Akzeptanzabgabe nach Bürgerenergiegesetz

WGH fordert Akzeptanzabgabe nach Bürgerenergiegesetz NRW

Die WGH hat für die Ratssitzung am 19.03.2026 beantragt, dass die Stadt mit den Vorhabenträgern die Ersatzbeteiligung gemäß Bürgerenergiegesetz NRW vereinbart. Konkret fordert die WGH die Erhebung einer Akzeptanzabgabe von 0,2 ct je erzeugter Kilowattstunde; die Mittel sollen vollständig den betroffenen Ortsteilen zugutekommen. Grundlage ist das Bürgerenergiegesetz NRW, das Kommunen und Anwohnern verbindliche finanzielle Beteiligungsoptionen zusichert und die aktive Teilhabe der Bürgerinnen und Bürger an der Energiewende fördert.

Bürger sollen zentrale Rolle bei Nutzung der Erlöse spielen

Die Rolle der Bürgerinnen und Bürger

  • Direkte Teilhabe: Das Gesetz sieht vor, dass Anwohnerinnen und Anwohner sowie die Gemeinde aktiv an den Erlösen beteiligt werden (z. B. innerhalb eines 2,5 km Radius). Die WGH setzt sich dafür ein, dass diese Beteiligung nicht nur finanziell, sondern auch in Entscheidungsprozessen umgesetzt wird.
  • Selbstbestimmung vor Ort: Die Einnahmen sollen lokal verwaltet werden — durch ortsansässige Vereine in den betroffenen Ortsteilen, die gemeinsam mit Bürgerinnen und Bürgern Projektvorschläge erarbeiten und die transparente Umsetzung sicherstellen.
  • Mitbestimmung und Transparenz: Bürgerbeteiligung bei Projektwahl, klare Rechenschaftspflichten und regelmäßige Berichte sollen sicherstellen, dass die Mittel unmittelbar der Lebensqualität vor Ort dienen (Infrastruktur, soziale Projekte, Barrierefreiheit, Umwelt und Bildungsinitiativen etc.).
  • Stärkung von Akzeptanz und Gemeinschaft: Durch direkte Vorteile für die Betroffenen soll die Akzeptanz für Windenergievorhaben erhöht und das Gemeinschaftsleben gestärkt werden.

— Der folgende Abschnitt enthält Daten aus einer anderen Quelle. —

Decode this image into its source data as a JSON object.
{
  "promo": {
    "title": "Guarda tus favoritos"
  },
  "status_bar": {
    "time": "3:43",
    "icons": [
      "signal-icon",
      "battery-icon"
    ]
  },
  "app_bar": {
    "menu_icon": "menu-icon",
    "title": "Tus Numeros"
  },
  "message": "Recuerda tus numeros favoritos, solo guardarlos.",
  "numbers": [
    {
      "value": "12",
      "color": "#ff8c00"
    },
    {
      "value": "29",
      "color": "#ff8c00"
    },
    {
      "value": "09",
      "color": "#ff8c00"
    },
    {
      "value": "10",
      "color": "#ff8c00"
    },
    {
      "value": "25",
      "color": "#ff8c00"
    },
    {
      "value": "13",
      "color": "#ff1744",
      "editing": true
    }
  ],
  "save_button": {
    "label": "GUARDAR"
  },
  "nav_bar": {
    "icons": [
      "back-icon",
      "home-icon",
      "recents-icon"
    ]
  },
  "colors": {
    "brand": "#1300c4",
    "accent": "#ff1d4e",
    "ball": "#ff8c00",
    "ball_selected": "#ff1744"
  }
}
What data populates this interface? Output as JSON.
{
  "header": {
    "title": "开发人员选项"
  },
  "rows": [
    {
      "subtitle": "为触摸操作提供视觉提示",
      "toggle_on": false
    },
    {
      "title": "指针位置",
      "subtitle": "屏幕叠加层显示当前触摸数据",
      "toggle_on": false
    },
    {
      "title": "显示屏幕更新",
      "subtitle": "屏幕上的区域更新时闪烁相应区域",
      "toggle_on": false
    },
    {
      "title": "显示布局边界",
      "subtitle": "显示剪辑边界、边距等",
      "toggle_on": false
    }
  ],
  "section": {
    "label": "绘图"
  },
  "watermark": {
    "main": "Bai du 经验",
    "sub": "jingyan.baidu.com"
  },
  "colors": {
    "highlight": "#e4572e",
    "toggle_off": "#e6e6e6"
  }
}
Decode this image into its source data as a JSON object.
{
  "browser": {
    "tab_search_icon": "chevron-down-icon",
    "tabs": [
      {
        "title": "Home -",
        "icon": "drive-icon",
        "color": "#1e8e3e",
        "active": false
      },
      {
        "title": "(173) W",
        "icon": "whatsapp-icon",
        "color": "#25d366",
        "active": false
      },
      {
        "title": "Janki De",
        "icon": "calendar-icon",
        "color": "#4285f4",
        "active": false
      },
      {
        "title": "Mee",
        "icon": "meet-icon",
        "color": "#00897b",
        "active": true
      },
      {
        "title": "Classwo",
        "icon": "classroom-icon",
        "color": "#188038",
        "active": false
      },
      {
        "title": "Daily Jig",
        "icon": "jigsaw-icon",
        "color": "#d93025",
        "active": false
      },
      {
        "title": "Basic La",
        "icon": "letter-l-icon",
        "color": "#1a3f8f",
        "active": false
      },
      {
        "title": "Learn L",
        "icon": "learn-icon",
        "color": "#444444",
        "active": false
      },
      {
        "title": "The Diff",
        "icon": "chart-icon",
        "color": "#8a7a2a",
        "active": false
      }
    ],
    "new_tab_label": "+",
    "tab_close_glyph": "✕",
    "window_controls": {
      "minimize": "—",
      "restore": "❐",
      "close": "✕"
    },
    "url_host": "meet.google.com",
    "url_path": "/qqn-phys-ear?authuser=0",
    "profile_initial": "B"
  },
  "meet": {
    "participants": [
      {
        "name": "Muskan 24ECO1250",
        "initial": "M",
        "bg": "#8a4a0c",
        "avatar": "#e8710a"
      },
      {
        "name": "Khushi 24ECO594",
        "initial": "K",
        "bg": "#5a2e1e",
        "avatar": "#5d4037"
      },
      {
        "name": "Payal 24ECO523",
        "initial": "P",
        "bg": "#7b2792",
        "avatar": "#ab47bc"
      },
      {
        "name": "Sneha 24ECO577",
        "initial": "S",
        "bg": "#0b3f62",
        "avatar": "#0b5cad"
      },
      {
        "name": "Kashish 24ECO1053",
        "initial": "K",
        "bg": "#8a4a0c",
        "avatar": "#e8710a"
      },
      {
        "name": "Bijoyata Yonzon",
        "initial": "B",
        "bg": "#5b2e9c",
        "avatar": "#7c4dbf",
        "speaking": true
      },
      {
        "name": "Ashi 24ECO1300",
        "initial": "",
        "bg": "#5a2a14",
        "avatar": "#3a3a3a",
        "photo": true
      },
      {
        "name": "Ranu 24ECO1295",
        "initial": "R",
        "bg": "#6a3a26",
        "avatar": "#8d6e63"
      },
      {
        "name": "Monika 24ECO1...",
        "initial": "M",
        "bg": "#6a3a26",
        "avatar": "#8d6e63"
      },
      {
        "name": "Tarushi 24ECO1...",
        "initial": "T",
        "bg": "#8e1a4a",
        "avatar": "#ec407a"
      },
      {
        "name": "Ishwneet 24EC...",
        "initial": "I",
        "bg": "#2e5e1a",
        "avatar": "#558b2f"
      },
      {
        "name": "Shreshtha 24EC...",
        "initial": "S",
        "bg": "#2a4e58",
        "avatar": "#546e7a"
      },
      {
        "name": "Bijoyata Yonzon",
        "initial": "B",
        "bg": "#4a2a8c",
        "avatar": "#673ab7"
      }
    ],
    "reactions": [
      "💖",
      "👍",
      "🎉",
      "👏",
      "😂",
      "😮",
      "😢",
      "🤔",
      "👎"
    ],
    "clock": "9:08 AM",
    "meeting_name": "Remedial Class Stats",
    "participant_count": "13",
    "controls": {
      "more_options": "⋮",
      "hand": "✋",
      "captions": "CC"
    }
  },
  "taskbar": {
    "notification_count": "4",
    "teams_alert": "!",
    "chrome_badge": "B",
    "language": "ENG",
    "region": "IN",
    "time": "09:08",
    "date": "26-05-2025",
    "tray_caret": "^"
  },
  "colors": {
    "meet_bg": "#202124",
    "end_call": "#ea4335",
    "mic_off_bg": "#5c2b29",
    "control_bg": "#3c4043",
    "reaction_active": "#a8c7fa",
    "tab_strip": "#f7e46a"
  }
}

Weitere Eckpunkte des WGH Antrags

  • Abschluss der erforderlichen Verträge der Stadt mit den Vorhabenträgern zur Sicherstellung der Zahlungen.
  • Volle Weitergabe der Akzeptanzabgabe an die betroffenen Ortsteile.
  • Verwaltung der Mittel durch lokal ansässige, transparente Vereine mit Beteiligungsmöglichkeiten für die Bürgerschaft.

Das Bürgerenergiegesetz NRW gibt uns die Werkzeuge — jetzt müssen wir die Bürgerinnen und Bürger in den Mittelpunkt stellen. Wer vor Ort belastet wird, muss unmittelbar an der Wertschöpfung beteiligt und in Entscheidungen eingebunden werden.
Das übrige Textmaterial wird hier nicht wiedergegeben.